Selective synthesis of visible light active γ-bismuth molybdate nanoparticles for efficient photocatalytic degradation of methylene blue, reduction of 4-nitrophenol, and antimicrobial activity

Abstract

In this study, we have reported selective synthesis of bismuth molybdate (γ-Bi₂M₂O₆) nanoparticles (NPs) under different pH conditions for photocatalytic degradation of methylene blue (MB), reduction of 4-nitrophenol (4-NP) to 4-aminophenol (4-AP) and antimicrobial activities. The synthesis of pure phase γ-Bi₂M₂O₆ at pH = 3 was confirmed by X-ray diffraction (XRD) and Raman analysis. A single hexagonal morphology was obtained at pH = 3 which shows the formation of the pure phase γ-Bi₂M₂O₆ NPs. The mixed morphologies (hexagonal and spherical) were observed at different pH values other than pH = 3. The bandgap energy of all the synthesized Bi₂M₂O₆ NPs is found in the visible region (2.48–2.59 eV).
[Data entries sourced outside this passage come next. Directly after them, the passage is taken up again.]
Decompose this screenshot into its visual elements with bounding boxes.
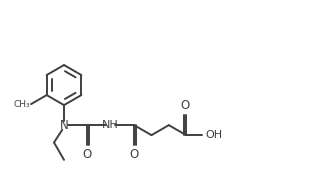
Text: OH: OH (205, 130, 222, 140)
Text: O: O (82, 148, 92, 161)
Text: O: O (129, 148, 139, 161)
Text: NH: NH (102, 120, 119, 130)
Text: N: N (60, 119, 68, 132)
Text: CH₃: CH₃ (13, 100, 30, 109)
Text: O: O (181, 99, 190, 112)
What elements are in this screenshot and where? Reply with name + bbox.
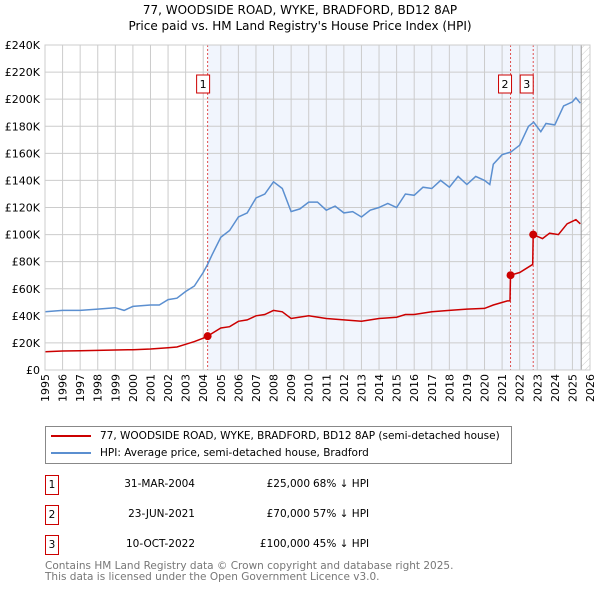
footer-copyright: Contains HM Land Registry data © Crown c… xyxy=(45,560,454,572)
y-tick-label: £20K xyxy=(12,337,41,350)
transaction-marker: 1 xyxy=(45,475,59,495)
x-tick-label: 2000 xyxy=(127,374,140,402)
transaction-marker-box xyxy=(519,74,534,94)
y-tick-label: £60K xyxy=(12,283,41,296)
y-tick-label: £80K xyxy=(12,256,41,269)
transaction-hpi-diff: 57% ↓ HPI xyxy=(313,508,370,520)
x-tick-label: 2026 xyxy=(584,374,597,402)
x-tick-label: 2022 xyxy=(514,374,527,402)
y-tick-label: £220K xyxy=(5,66,41,79)
x-tick-label: 1995 xyxy=(39,374,52,402)
transaction-marker: 3 xyxy=(45,535,59,555)
x-tick-label: 2020 xyxy=(479,374,492,402)
transaction-price: £70,000 xyxy=(266,508,310,520)
transaction-marker: 2 xyxy=(45,505,59,525)
x-tick-label: 2021 xyxy=(496,374,509,402)
x-tick-label: 2013 xyxy=(355,374,368,402)
chart-title: 77, WOODSIDE ROAD, WYKE, BRADFORD, BD12 … xyxy=(142,3,458,17)
transaction-price: £100,000 xyxy=(259,538,310,550)
y-tick-label: £40K xyxy=(12,310,41,323)
x-tick-label: 2008 xyxy=(268,374,281,402)
footer: Contains HM Land Registry data © Crown c… xyxy=(45,561,453,583)
y-tick-label: £180K xyxy=(5,120,41,133)
y-tick-label: £200K xyxy=(5,93,41,106)
x-tick-label: 2003 xyxy=(180,374,193,402)
x-tick-label: 2011 xyxy=(320,374,333,402)
x-tick-label: 2006 xyxy=(232,374,245,402)
x-tick-label: 2007 xyxy=(250,374,263,402)
y-tick-label: £160K xyxy=(5,147,41,160)
x-tick-label: 2004 xyxy=(197,374,210,402)
transaction-row: 2 23-JUN-2021 £70,000 57% ↓ HPI xyxy=(45,505,445,525)
x-tick-label: 1998 xyxy=(92,374,105,402)
chart-subtitle: Price paid vs. HM Land Registry's House … xyxy=(128,19,472,33)
price-chart: 1995 1996 1997 1998 1999 2000 2001 2002 2003 2004… xyxy=(5,39,597,402)
x-tick-label: 2016 xyxy=(408,374,421,402)
transaction-price: £25,000 xyxy=(266,478,310,490)
x-tick-label: 1999 xyxy=(109,374,122,402)
y-tick-label: £240K xyxy=(5,39,41,52)
x-tick-label: 2002 xyxy=(162,374,175,402)
x-tick-label: 2009 xyxy=(285,374,298,402)
x-tick-label: 2012 xyxy=(338,374,351,402)
x-tick-label: 1996 xyxy=(57,374,70,402)
hpi-line xyxy=(44,96,581,313)
legend-item-property: 77, WOODSIDE ROAD, WYKE, BRADFORD, BD12 … xyxy=(51,428,500,444)
x-tick-label: 1997 xyxy=(74,374,87,402)
transaction-marker-label: 3 xyxy=(523,78,530,91)
transaction-hpi-diff: 45% ↓ HPI xyxy=(313,538,370,550)
x-tick-label: 2015 xyxy=(391,374,404,402)
transaction-date: 10-OCT-2022 xyxy=(126,538,195,550)
transaction-marker-box xyxy=(498,74,513,94)
x-tick-label: 2018 xyxy=(443,374,456,402)
y-tick-label: £0 xyxy=(26,364,40,377)
transaction-point xyxy=(529,230,538,239)
legend-label: HPI: Average price, semi-detached house,… xyxy=(100,447,369,459)
y-tick-label: £120K xyxy=(5,202,41,215)
transaction-date: 31-MAR-2004 xyxy=(124,478,195,490)
x-tick-label: 2025 xyxy=(566,374,579,402)
x-tick-label: 2019 xyxy=(461,374,474,402)
plot-frame xyxy=(44,44,591,371)
x-tick-label: 2024 xyxy=(549,374,562,402)
transaction-row: 3 10-OCT-2022 £100,000 45% ↓ HPI xyxy=(45,535,445,555)
x-tick-label: 2017 xyxy=(426,374,439,402)
transaction-point xyxy=(203,332,212,341)
legend-item-hpi: HPI: Average price, semi-detached house,… xyxy=(51,445,369,461)
x-tick-label: 2001 xyxy=(144,374,157,402)
legend-label: 77, WOODSIDE ROAD, WYKE, BRADFORD, BD12 … xyxy=(100,430,500,442)
transaction-row: 1 31-MAR-2004 £25,000 68% ↓ HPI xyxy=(45,475,445,495)
transaction-point xyxy=(506,271,515,280)
x-tick-label: 2023 xyxy=(531,374,544,402)
footer-licence: This data is licensed under the Open Gov… xyxy=(45,571,380,583)
x-tick-label: 2005 xyxy=(215,374,228,402)
transaction-hpi-diff: 68% ↓ HPI xyxy=(313,478,370,490)
transaction-marker-label: 2 xyxy=(502,78,509,91)
property-price-line xyxy=(44,218,581,353)
transaction-date: 23-JUN-2021 xyxy=(128,508,195,520)
y-tick-label: £100K xyxy=(5,229,41,242)
transaction-marker-box xyxy=(196,74,211,94)
legend: 77, WOODSIDE ROAD, WYKE, BRADFORD, BD12 … xyxy=(45,426,512,464)
x-tick-label: 2014 xyxy=(373,374,386,402)
y-tick-label: £140K xyxy=(5,174,41,187)
transaction-marker-label: 1 xyxy=(200,78,207,91)
x-tick-label: 2010 xyxy=(303,374,316,402)
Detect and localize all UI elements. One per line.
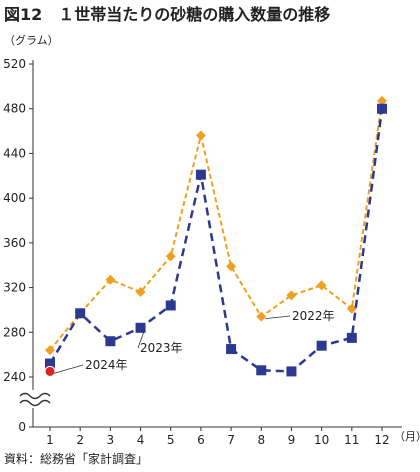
x-tick-label: 4 [137, 433, 145, 447]
point [377, 95, 387, 106]
point [135, 287, 146, 298]
axis-break [19, 392, 51, 400]
y-tick-label: 520 [3, 57, 26, 71]
series-label: 2023年 [140, 341, 183, 355]
x-tick-label: 3 [107, 433, 115, 447]
point [45, 345, 55, 356]
point [135, 322, 146, 333]
x-tick-label: 2 [76, 433, 84, 447]
point [346, 303, 357, 314]
y-tick-label: 280 [3, 325, 26, 339]
leader-line [265, 315, 291, 320]
point [256, 365, 267, 376]
point [44, 365, 56, 377]
point [195, 169, 206, 180]
series-label: 2024年 [85, 358, 128, 372]
axis-break [19, 399, 51, 407]
point [286, 290, 297, 301]
y-tick-label: 360 [3, 236, 26, 250]
leader-line [137, 329, 145, 349]
leader-line [53, 364, 84, 374]
point [256, 311, 267, 322]
point [45, 358, 55, 369]
point [165, 300, 176, 311]
y-tick-label: 0 [18, 420, 26, 434]
x-tick-label: 9 [288, 433, 296, 447]
x-axis-label: （月） [394, 430, 420, 443]
point [377, 103, 387, 114]
point [286, 366, 297, 377]
point [105, 336, 116, 347]
source: 資料：総務省「家計調査」 [4, 451, 148, 466]
point [105, 274, 116, 285]
y-axis-label: （グラム） [4, 33, 59, 47]
point [226, 344, 237, 355]
y-tick-label: 240 [3, 370, 26, 384]
y-tick-label: 480 [3, 102, 26, 116]
y-tick-label: 400 [3, 191, 26, 205]
series-label: 2022年 [292, 309, 335, 323]
x-tick-label: 10 [314, 433, 329, 447]
chart-title: 図12 １世帯当たりの砂糖の購入数量の推移 [4, 5, 330, 24]
point [226, 261, 237, 272]
x-tick-label: 12 [374, 433, 389, 447]
series-line [48, 108, 384, 373]
x-tick-label: 5 [167, 433, 175, 447]
y-tick-label: 320 [3, 281, 26, 295]
point [316, 280, 327, 291]
point [75, 308, 86, 319]
y-tick-label: 440 [3, 146, 26, 160]
point [195, 130, 206, 141]
point [346, 332, 357, 343]
series-line [49, 100, 383, 351]
x-tick-label: 7 [227, 433, 235, 447]
x-tick-label: 8 [257, 433, 265, 447]
point [165, 251, 176, 262]
x-tick-label: 11 [344, 433, 359, 447]
x-tick-label: 1 [46, 433, 54, 447]
point [316, 340, 327, 351]
x-tick-label: 6 [197, 433, 205, 447]
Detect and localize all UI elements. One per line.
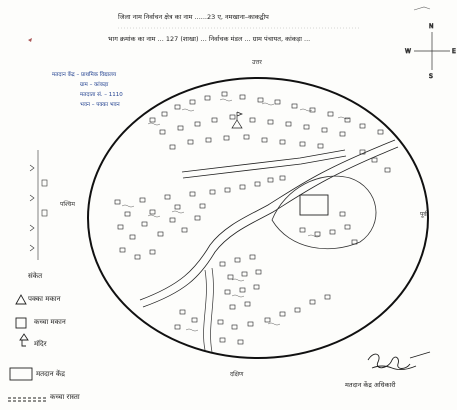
direction-label-bottom: दक्षिण	[230, 371, 244, 378]
main-road	[139, 139, 399, 308]
upper-road	[181, 149, 347, 179]
compass-rose: N S W E	[405, 23, 457, 81]
direction-label-left: पश्चिम	[60, 201, 75, 208]
legend-triangle-icon	[15, 294, 27, 305]
signature-caption: मतदान केंद्र अधिकारी	[345, 381, 396, 389]
legend-item-temple: मंदिर	[34, 340, 47, 348]
map-header-line1: जिला नाम निर्वाचन क्षेत्र का नाम ......2…	[118, 13, 269, 21]
signature	[367, 351, 431, 371]
scribble-labels	[121, 98, 351, 332]
direction-label-top: उत्तर	[252, 59, 262, 66]
legend-square-icon	[15, 317, 27, 329]
polling-station-building	[299, 194, 329, 216]
legend-item-pucca-house: पक्का मकान	[28, 295, 61, 303]
booth-info-line-2: ग्राम – कांकड़ा	[80, 82, 109, 88]
booth-info-line-4: भवन – पक्का भवन	[80, 102, 120, 108]
village-boundary-oval	[87, 77, 429, 359]
map-header-line2: भाग क्रमांक का नाम ... 127 (शाखा) ... नि…	[108, 35, 311, 43]
booth-info-line-3: मतदाता सं. – 1110	[80, 92, 123, 98]
legend-item-kutcha-road: कच्चा रास्ता	[50, 393, 80, 401]
compass-north-label: N	[429, 23, 434, 30]
legend-polling-station-icon	[9, 367, 33, 381]
legend-item-kutcha-house: कच्चा मकान	[34, 318, 66, 326]
house-cluster-west	[114, 175, 286, 260]
legend-title: संकेत	[28, 272, 43, 280]
house-cluster-north	[149, 91, 366, 150]
pond-boundary	[271, 175, 377, 250]
booth-info-line-1: मतदान केंद्र – प्राथमिक विद्यालय	[52, 72, 117, 78]
side-road	[203, 269, 207, 351]
direction-label-right: पूर्व	[420, 211, 427, 218]
house-cluster-east	[299, 129, 391, 245]
legend-temple-icon	[19, 333, 29, 347]
compass-south-label: S	[429, 73, 433, 80]
stray-mark	[28, 38, 32, 42]
compass-west-label: W	[405, 48, 411, 55]
compass-east-label: E	[452, 48, 456, 55]
legend-symbols	[8, 294, 48, 402]
house-cluster-south	[174, 254, 331, 345]
side-road	[210, 267, 214, 353]
legend-item-polling-station: मतदान केंद्र	[36, 370, 65, 378]
left-margin-markings	[29, 150, 48, 260]
stray-mark	[413, 6, 431, 11]
temple-icon	[231, 111, 243, 129]
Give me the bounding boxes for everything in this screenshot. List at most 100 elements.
The photocatalytic activity of bismuth molybdate (BM) NPs was examined by the degradation of MB under visible light irradiation. Results show that 95.44% degradation efficiency was achieved by pure γ-Bi₂M₂O₆ NPs compared to mixed phases (γ-Bi₂M₂O₆, α-Bi₂M₂O₆ and β-Bi₂M₂O₆) synthesized at pH = 1.5 and 5. Moreover, the degradation efficiency of γ-Bi₂M₂O₆ was enhanced to 98.89% by the addition of H₂O₂. The effective catalytic activity of γ-Bi₂M₂O₆ was observed during the reduction of 4-NP to 4-AP by NaBH₄. Potential antibacterial and antifungal activity of γ-Bi₂M₂O₆ was observed, which gives a basis for further study in the development of antibiotics.